There are two issues - Monthly gross and CTC. Employer's contribution to PF is a part of CTC not a part of gross monthly salary and Pay Slip. As new labor Code is knocking at the door, better to start with CTC. If the employee is covered under ESIC, then deduct the ESIC amount and any other insurance contribution if any from CTC. Make it 50% which will be Basic. From rest 50% distribute to annual components and monthly components including employer's portion of PF. Pay slip will include monthly gross amount only. Example:-
CTC - 5,00,000/- per year. Insurance premium - mediclaim ETC. 20,000/- per year. Therefore, CTC excluding insurance premium per year will be 4,80,000/-. 50% of the same is Basic i.e 2,40,000/- per year and per month 20,000/-. Other items are also 20,000/- per month including employer's PF. Now to arrive monthly gross let us consider Statutory Bonus 1000/-per month ( 8.33% of minimum wages 12,000/- per month ), Employers' PF contribution @12% on 15,000/- or 20,000/- will be 1800/- per month or 2400/- per month. Annual leave en-cashment may be 15 days basic i.e 10,000/- per year or 833/- per month.

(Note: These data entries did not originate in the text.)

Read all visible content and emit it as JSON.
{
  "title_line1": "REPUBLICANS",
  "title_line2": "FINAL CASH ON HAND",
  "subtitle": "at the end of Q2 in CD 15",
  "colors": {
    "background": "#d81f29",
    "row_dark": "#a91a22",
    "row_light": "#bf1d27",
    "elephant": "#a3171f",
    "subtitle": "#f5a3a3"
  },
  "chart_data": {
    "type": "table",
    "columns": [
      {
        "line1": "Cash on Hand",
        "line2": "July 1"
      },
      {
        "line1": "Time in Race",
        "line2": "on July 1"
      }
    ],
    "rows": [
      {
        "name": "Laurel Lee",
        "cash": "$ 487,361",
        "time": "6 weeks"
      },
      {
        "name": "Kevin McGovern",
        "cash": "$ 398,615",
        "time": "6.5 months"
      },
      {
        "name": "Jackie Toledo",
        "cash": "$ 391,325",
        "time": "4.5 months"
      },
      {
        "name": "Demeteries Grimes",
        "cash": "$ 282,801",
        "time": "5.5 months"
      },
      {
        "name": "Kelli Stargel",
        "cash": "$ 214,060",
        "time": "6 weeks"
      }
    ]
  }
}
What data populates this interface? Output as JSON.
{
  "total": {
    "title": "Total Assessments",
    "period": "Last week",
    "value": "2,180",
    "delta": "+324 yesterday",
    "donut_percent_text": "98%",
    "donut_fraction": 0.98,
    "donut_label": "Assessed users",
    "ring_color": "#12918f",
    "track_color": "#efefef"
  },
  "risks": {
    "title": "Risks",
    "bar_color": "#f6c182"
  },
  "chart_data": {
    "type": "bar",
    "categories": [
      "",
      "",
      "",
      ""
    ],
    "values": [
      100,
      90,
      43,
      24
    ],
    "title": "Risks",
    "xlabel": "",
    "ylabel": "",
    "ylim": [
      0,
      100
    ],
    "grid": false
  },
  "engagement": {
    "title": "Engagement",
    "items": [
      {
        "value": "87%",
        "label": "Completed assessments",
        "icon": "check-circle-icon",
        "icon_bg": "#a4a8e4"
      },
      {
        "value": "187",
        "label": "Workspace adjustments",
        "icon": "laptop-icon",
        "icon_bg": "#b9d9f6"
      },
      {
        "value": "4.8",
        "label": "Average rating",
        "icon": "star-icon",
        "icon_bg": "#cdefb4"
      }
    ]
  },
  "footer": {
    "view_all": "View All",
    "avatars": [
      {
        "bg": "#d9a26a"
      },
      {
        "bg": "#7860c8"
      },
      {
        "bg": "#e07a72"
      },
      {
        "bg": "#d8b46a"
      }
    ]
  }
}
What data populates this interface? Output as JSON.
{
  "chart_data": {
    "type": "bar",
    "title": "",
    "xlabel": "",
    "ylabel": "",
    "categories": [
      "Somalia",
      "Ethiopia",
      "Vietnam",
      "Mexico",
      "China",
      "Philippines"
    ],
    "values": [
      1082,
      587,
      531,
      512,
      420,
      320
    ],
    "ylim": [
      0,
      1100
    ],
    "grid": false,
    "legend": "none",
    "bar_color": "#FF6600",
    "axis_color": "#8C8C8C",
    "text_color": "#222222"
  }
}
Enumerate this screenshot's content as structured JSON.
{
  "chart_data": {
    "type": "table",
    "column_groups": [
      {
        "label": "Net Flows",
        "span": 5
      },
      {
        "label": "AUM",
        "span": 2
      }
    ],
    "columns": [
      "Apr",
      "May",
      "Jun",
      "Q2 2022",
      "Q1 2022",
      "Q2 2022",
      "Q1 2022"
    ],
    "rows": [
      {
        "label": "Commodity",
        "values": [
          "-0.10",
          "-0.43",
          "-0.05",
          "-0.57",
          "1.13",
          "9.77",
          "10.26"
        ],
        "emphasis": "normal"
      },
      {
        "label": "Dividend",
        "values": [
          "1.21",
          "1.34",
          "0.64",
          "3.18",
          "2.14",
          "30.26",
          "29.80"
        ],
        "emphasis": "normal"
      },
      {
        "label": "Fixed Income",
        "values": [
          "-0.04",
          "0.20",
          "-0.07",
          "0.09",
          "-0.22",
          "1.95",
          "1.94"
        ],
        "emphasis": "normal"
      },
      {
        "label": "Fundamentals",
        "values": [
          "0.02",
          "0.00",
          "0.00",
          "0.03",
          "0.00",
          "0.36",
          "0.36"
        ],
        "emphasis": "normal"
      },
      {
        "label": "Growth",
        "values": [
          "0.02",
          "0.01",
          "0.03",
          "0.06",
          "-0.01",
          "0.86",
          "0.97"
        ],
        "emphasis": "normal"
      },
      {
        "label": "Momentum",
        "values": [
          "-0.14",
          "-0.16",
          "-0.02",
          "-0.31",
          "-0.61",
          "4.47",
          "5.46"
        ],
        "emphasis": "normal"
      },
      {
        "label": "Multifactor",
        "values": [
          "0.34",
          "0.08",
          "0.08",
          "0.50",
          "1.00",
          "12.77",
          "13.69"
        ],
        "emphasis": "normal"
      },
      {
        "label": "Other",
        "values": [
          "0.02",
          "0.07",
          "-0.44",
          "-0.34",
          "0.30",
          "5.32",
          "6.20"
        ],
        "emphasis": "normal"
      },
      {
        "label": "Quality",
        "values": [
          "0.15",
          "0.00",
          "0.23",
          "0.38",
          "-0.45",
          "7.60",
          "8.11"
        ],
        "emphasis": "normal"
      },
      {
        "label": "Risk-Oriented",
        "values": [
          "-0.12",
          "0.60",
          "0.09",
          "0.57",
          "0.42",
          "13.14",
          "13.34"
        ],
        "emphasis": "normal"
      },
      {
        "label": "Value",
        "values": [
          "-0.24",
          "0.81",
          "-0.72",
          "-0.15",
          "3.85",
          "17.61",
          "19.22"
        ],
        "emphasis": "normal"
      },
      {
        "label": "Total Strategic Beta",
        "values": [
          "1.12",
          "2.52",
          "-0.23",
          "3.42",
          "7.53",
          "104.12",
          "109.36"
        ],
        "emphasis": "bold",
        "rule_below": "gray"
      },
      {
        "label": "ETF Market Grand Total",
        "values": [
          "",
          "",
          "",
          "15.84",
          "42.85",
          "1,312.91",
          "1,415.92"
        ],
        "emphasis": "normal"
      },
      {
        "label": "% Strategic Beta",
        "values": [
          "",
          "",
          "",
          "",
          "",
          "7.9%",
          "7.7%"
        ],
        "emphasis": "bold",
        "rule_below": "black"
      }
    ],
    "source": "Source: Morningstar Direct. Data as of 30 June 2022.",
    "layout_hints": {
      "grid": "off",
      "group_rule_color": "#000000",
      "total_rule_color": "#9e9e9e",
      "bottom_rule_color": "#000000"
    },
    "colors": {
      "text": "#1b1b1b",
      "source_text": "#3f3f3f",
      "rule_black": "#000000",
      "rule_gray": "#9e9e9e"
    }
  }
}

All above will not appear in monthly gross as those are yearly components or employer's portion of PF. Now, if we deduct the above from other 50% i.e 20,000/- , the left over amount will be 20000 - 1800 - 1000 - 833 = 16367/- per month.
Now, monthly gross and pay slip amount will be 20,000 + 16367 = 36,367 . It may be possible to distribute 16,367/- in to different pockets - HRA, CCA, SPL. ALLW, CEA etc. etc.
Depending on remuneration structure of different organizations , the calculation will also vary.